Joaquín Torres-García, Two White Men, ca. 1929, oil and iron tacks on wood, two parts, from left: 10 1/4 x 3 1/2 x 3/4", 8 3/4 x 3 x 3/4".

Joaquín Torres-García

SAN DIEGO MUSEUM OF ART
SAN DIEGO
Through May 30
Curated by Josef Helfenstein and Mari Carmen Ramírez

One of the key advocates of abstraction in Latin America, Joaquín Torres-García (1874–1949) is best known for paintings that situate pre-Columbian symbols within modernist grids. This exhibition’s focus on the Uruguayan artist’s use of wood unveils a more complex project involving the reconciliation of painting and sculpture, whether through totemlike structures, idiosyncratic assemblages, or toys that verge on folk art. The show comprises some ninety drawings, oil paintings, and works in wood from Torres-García’s formative period in 1920s New York and Europe through his emergence as a pedagogue and champion of Constructive Universalism in the ’30s and ’40s via his own workshop school in Montevideo. The catalogue includes previously untranslated texts by the artist, which should provide further insight into his vision for a transnational modernism.

Daniel Quiles

Maurizio Cattelan, Ave Maria, 2007, polyurethane, metal, clothes, paint, dimensions variable.

Maurizio Cattelan

THE MENIL COLLECTION
HOUSTON
Through August 15
Curated by Franklin Sirmans

Maurizio Cattelan has been described as a conceptual artist, a curator, a publisher, and a smart-ass. “Comedians manipulate and make fun of reality,” he has remarked. “Whereas I actually think that reality is far more provocative than my art.” In recent years, Cattelan (with longtime collaborators Massimiliano Gioni and Ali Subotnik) has busied himself with the “doorfront” Wrong Gallery and with curating the 2006 Berlin Biennial. His show at the Menil Collection focuses on sculptures first shown in Europe in 2007—for instance, Ave Maria, a trio of saluting arms that extend from the wall—as well as four new works. During the exhibition’s run, a selection of Cattelan’s pieces will be situated in galleries throughout the museum among works from the collection. Love to love a smart smart-ass.

David Rimanelli

Charles Burchfield, The Night Wind, 1918, watercolor, gouache, and pencil. © The Museum of Modern Art.

Charles Burchfield

BURCHFIELD PENNEY ART CENTER AT BUFFALO STATE COLLEGE
BUFFALO
Through May 23
Curated by Robert Gober

The eye for selection and sensitivity to space evident in Robert Gober’s sculptures and installations were last directed to curating in 2005, when the artist chose items from the Menil Collection in Houston to accompany his own work. Now Gober has assembled a full-fledged survey devoted to watercolorist Charles Burchfield (1893–1967), whose visions of the American scene are by turns ecstatic and morbid, mystical and bleak.
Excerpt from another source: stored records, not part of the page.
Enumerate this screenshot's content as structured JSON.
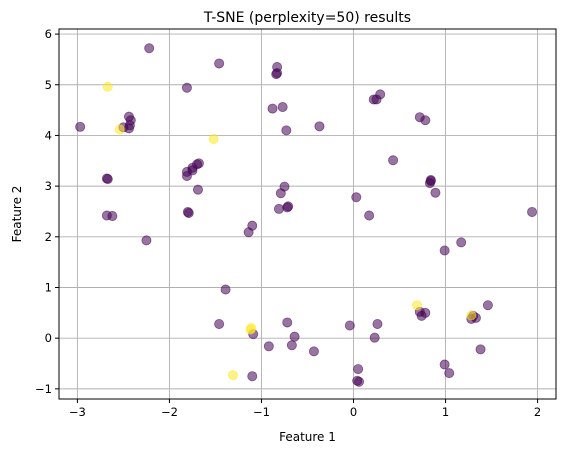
{
  "chart_data": {
    "type": "scatter",
    "title": "T-SNE (perplexity=50) results",
    "xlabel": "Feature 1",
    "ylabel": "Feature 2",
    "xlim": [
      -3.2,
      2.2
    ],
    "ylim": [
      -1.2,
      6.1
    ],
    "xticks": [
      -3,
      -2,
      -1,
      0,
      1,
      2
    ],
    "xtick_labels": [
      "−3",
      "−2",
      "−1",
      "0",
      "1",
      "2"
    ],
    "yticks": [
      -1,
      0,
      1,
      2,
      3,
      4,
      5,
      6
    ],
    "ytick_labels": [
      "−1",
      "0",
      "1",
      "2",
      "3",
      "4",
      "5",
      "6"
    ],
    "grid": true,
    "legend": "none",
    "colors": {
      "class_a": "#440154",
      "class_b": "#fde725"
    },
    "series": [
      {
        "color_key": "class_a",
        "points": [
          [
            -2.22,
            5.72
          ],
          [
            -1.46,
            5.42
          ],
          [
            -0.83,
            5.35
          ],
          [
            -0.83,
            5.23
          ],
          [
            -0.84,
            5.21
          ],
          [
            0.29,
            4.81
          ],
          [
            0.22,
            4.71
          ],
          [
            0.25,
            4.71
          ],
          [
            -1.81,
            4.94
          ],
          [
            -0.77,
            4.56
          ],
          [
            -0.88,
            4.53
          ],
          [
            -2.44,
            4.37
          ],
          [
            -2.42,
            4.3
          ],
          [
            -2.43,
            4.2
          ],
          [
            -2.44,
            4.14
          ],
          [
            -2.5,
            4.16
          ],
          [
            -2.97,
            4.17
          ],
          [
            0.72,
            4.36
          ],
          [
            0.78,
            4.3
          ],
          [
            -0.73,
            4.1
          ],
          [
            -0.37,
            4.18
          ],
          [
            0.43,
            3.51
          ],
          [
            -1.68,
            3.45
          ],
          [
            -1.7,
            3.43
          ],
          [
            -1.75,
            3.36
          ],
          [
            -1.75,
            3.31
          ],
          [
            -1.81,
            3.28
          ],
          [
            -1.81,
            3.2
          ],
          [
            -2.68,
            3.15
          ],
          [
            -2.67,
            3.14
          ],
          [
            0.84,
            3.12
          ],
          [
            0.83,
            3.06
          ],
          [
            0.84,
            3.1
          ],
          [
            -0.75,
            2.99
          ],
          [
            0.89,
            2.87
          ],
          [
            -1.69,
            2.93
          ],
          [
            -0.79,
            2.86
          ],
          [
            0.03,
            2.78
          ],
          [
            -1.8,
            2.49
          ],
          [
            -1.79,
            2.47
          ],
          [
            -0.71,
            2.6
          ],
          [
            -0.72,
            2.58
          ],
          [
            -0.81,
            2.55
          ],
          [
            -2.68,
            2.42
          ],
          [
            -2.62,
            2.41
          ],
          [
            0.17,
            2.42
          ],
          [
            -1.1,
            2.22
          ],
          [
            -1.14,
            2.09
          ],
          [
            1.94,
            2.49
          ],
          [
            -2.25,
            1.93
          ],
          [
            1.17,
            1.89
          ],
          [
            0.99,
            1.73
          ],
          [
            -1.39,
            0.96
          ],
          [
            1.46,
            0.65
          ],
          [
            0.72,
            0.52
          ],
          [
            0.78,
            0.5
          ],
          [
            0.74,
            0.44
          ],
          [
            1.3,
            0.44
          ],
          [
            1.33,
            0.4
          ],
          [
            1.28,
            0.38
          ],
          [
            -1.46,
            0.28
          ],
          [
            -0.72,
            0.31
          ],
          [
            -0.04,
            0.25
          ],
          [
            0.26,
            0.28
          ],
          [
            -1.09,
            0.08
          ],
          [
            -0.64,
            0.03
          ],
          [
            0.23,
            0.01
          ],
          [
            -0.92,
            -0.16
          ],
          [
            -0.67,
            -0.14
          ],
          [
            -0.43,
            -0.26
          ],
          [
            1.38,
            -0.22
          ],
          [
            0.99,
            -0.52
          ],
          [
            0.05,
            -0.61
          ],
          [
            1.04,
            -0.69
          ],
          [
            -1.1,
            -0.75
          ],
          [
            0.04,
            -0.84
          ],
          [
            0.06,
            -0.86
          ]
        ]
      },
      {
        "color_key": "class_b",
        "points": [
          [
            -2.67,
            4.96
          ],
          [
            -2.54,
            4.12
          ],
          [
            -1.52,
            3.93
          ],
          [
            -1.11,
            0.2
          ],
          [
            -1.12,
            0.17
          ],
          [
            -1.31,
            -0.73
          ],
          [
            0.69,
            0.65
          ],
          [
            1.28,
            0.45
          ]
        ]
      }
    ]
  }
}
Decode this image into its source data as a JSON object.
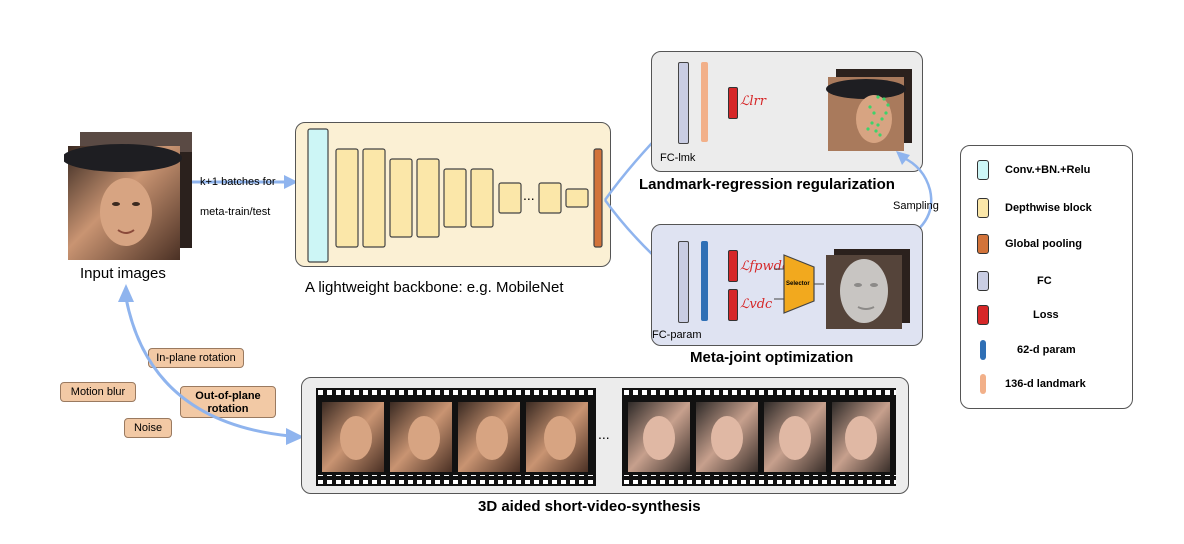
{
  "input": {
    "label": "Input images",
    "arrow_text_line1": "k+1 batches for",
    "arrow_text_line2": "meta-train/test"
  },
  "backbone": {
    "label": "A lightweight backbone: e.g. MobileNet",
    "ellipsis": "..."
  },
  "landmark_branch": {
    "fc_label": "FC-lmk",
    "loss_label": "ℒlrr",
    "title": "Landmark-regression regularization"
  },
  "meta_branch": {
    "fc_label": "FC-param",
    "loss1_label": "ℒfpwdc",
    "loss2_label": "ℒvdc",
    "selector_label": "Selector",
    "title": "Meta-joint optimization"
  },
  "sampling_label": "Sampling",
  "augmentations": {
    "in_plane": "In-plane rotation",
    "motion_blur": "Motion blur",
    "out_of_plane_line1": "Out-of-plane",
    "out_of_plane_line2": "rotation",
    "noise": "Noise"
  },
  "video": {
    "ellipsis": "...",
    "title": "3D aided short-video-synthesis"
  },
  "legend": {
    "items": [
      {
        "label": "Conv.+BN.+Relu",
        "color": "#cdf6f6"
      },
      {
        "label": "Depthwise block",
        "color": "#fbe7a9"
      },
      {
        "label": "Global pooling",
        "color": "#d2733a"
      },
      {
        "label": "FC",
        "color": "#c9cde3"
      },
      {
        "label": "Loss",
        "color": "#d62728"
      },
      {
        "label": "62-d param",
        "color": "#2f6fb5"
      },
      {
        "label": "136-d landmark",
        "color": "#f2b089"
      }
    ]
  },
  "colors": {
    "arrow": "#8fb4ee",
    "backbone_panel": "#fbf0d4",
    "meta_panel": "#dfe3f2",
    "gray_panel": "#ececec"
  }
}
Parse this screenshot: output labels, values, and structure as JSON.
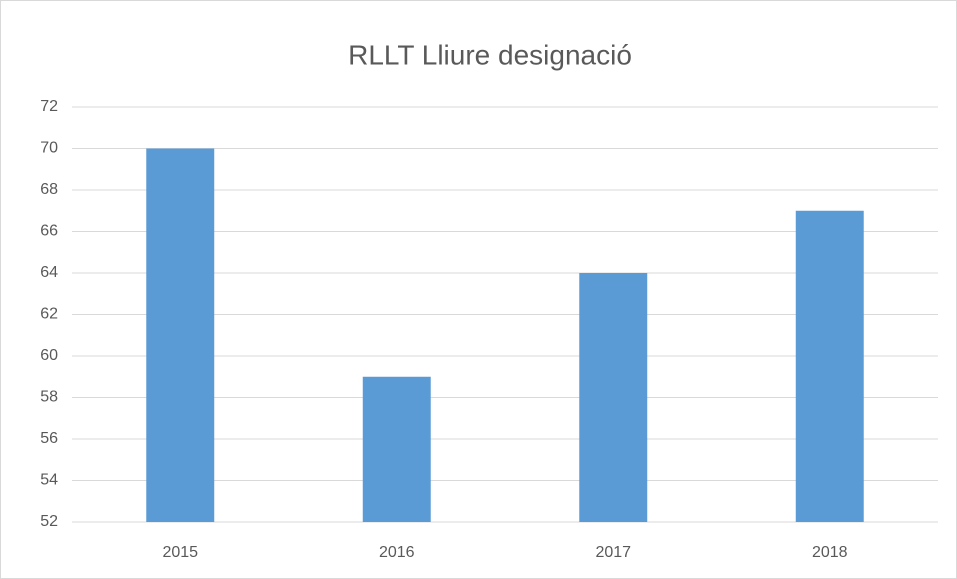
{
  "chart_data": {
    "type": "bar",
    "title": "RLLT Lliure designació",
    "categories": [
      "2015",
      "2016",
      "2017",
      "2018"
    ],
    "values": [
      70,
      59,
      64,
      67
    ],
    "color": "#5b9bd5",
    "ylim": [
      52,
      72
    ],
    "yticks": [
      52,
      54,
      56,
      58,
      60,
      62,
      64,
      66,
      68,
      70,
      72
    ],
    "grid": true
  }
}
The exhibition presents ephemera from Burchfield’s life (doodle-filled journal pages, correspondence with his early supporter Alfred H. Barr Jr.) alongside seventy-four watercolors. Psychedelic avant la lettre, the paintings feature plants, stars, insects, and dilapidated houses that melt or radiate shimmering coronas; a vocabulary of synesthetic marks lets the landscapes breathe, buzz, and hum their lost innocence.